There is news along the Ohio River: these are extraordinary days here when the late summer light shifts Faulknerian and monarchs alight on the spans of the Big Four Bridge. The woman likes to think they help the drowned men from the 1897 disaster rise up from the depths just to catch a glimpse of the work they did still standing, but now instead of steam trains carrying passengers and coal to Chicago and St. Louis, she comes to toss rose petals in the water while a man drops pistachio shells behind him like he’s trying to find his way home to a place that no longer exists. At the full moon, witches draw circles, light candles, incense, and leave offerings, defiant and unafraid. And the children puff up their chests with bravery to let their mamas hold them high so they can wave at the barges headed north. Amid all this wonder, this awe she can’t touch, a butterfly is clipped by a pigeon. How it falls reminds her of a married photographer who once told her on the road to St. Augustine how he hated to see them on the highway. It tears me up—the resemblance to falling angels when they get hit. She follows its descent and float. After it’s no longer visible, she looks at her feet. The right shoe has begun opening up from the miles and she keeps on wondering about the photographer, sacred insects, how time usually plods along, exalted in its season, but sometimes a crane breaks and time swallows.
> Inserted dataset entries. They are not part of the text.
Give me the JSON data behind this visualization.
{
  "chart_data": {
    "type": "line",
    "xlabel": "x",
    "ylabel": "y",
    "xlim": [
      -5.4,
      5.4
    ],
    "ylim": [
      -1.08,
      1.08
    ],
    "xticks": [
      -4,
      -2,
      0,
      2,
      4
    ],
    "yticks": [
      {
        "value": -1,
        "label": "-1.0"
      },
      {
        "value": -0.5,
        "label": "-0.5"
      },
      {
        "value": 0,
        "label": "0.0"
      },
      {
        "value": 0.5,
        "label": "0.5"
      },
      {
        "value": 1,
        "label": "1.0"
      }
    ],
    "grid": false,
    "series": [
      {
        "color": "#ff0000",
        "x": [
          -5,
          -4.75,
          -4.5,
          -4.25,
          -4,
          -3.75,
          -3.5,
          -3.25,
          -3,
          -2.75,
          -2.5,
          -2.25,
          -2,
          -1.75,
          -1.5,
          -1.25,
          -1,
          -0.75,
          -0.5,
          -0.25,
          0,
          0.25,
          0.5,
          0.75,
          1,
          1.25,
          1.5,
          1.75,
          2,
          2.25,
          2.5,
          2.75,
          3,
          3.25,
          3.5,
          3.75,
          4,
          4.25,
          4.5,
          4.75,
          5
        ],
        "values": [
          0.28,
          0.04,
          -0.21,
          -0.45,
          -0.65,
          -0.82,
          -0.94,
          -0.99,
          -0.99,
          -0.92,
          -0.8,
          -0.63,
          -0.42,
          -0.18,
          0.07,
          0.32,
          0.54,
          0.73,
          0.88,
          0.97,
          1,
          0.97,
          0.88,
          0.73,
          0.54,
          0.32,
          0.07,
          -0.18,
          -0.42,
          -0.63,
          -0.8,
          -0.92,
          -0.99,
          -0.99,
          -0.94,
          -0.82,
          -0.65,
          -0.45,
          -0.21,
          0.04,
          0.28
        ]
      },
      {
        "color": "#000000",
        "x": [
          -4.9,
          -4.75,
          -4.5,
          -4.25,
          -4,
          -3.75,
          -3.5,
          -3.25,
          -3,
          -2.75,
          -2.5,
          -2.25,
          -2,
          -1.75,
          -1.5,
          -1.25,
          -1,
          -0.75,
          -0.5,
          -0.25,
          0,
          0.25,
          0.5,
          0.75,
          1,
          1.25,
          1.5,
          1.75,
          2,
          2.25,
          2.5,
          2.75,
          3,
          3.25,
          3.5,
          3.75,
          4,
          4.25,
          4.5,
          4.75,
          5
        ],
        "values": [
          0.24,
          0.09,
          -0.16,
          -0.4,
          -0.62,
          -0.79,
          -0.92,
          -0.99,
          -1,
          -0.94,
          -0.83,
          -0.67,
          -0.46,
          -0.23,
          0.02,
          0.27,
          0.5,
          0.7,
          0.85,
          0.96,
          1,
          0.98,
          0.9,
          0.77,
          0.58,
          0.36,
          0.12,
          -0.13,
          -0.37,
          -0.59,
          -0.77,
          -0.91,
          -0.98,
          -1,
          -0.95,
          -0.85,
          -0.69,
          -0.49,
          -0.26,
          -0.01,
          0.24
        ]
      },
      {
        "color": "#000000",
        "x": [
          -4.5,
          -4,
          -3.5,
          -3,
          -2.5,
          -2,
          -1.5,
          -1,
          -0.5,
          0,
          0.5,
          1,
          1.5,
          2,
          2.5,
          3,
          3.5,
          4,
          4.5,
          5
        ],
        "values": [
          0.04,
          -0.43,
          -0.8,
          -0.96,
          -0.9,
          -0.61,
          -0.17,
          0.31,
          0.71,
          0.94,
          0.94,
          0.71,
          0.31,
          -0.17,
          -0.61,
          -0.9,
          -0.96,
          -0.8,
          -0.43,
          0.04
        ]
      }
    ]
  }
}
BETH GILSTRAP is the author of Deadheading & Other Stories (2021), winner of the Red Hen Press Women's Prose Prize, short-listed for the Stanford Libraries William Saroyan International Prize for Writing, finalist for the Eric Hoffer Book Award, and finalist for the 2021 Foreword Reviews Awards in Short Fiction. She's also the author of I Am Barbarella: Stories (Twelve Winters Press, 2015), and No Man's Wild Laura (Hyacinth Girl Press, 2016). Born and raised near Charlotte, she recently relocated to the Charleston area. She lives with c-PTSD and is quite vocal about ending the stigma surrounding mental illness.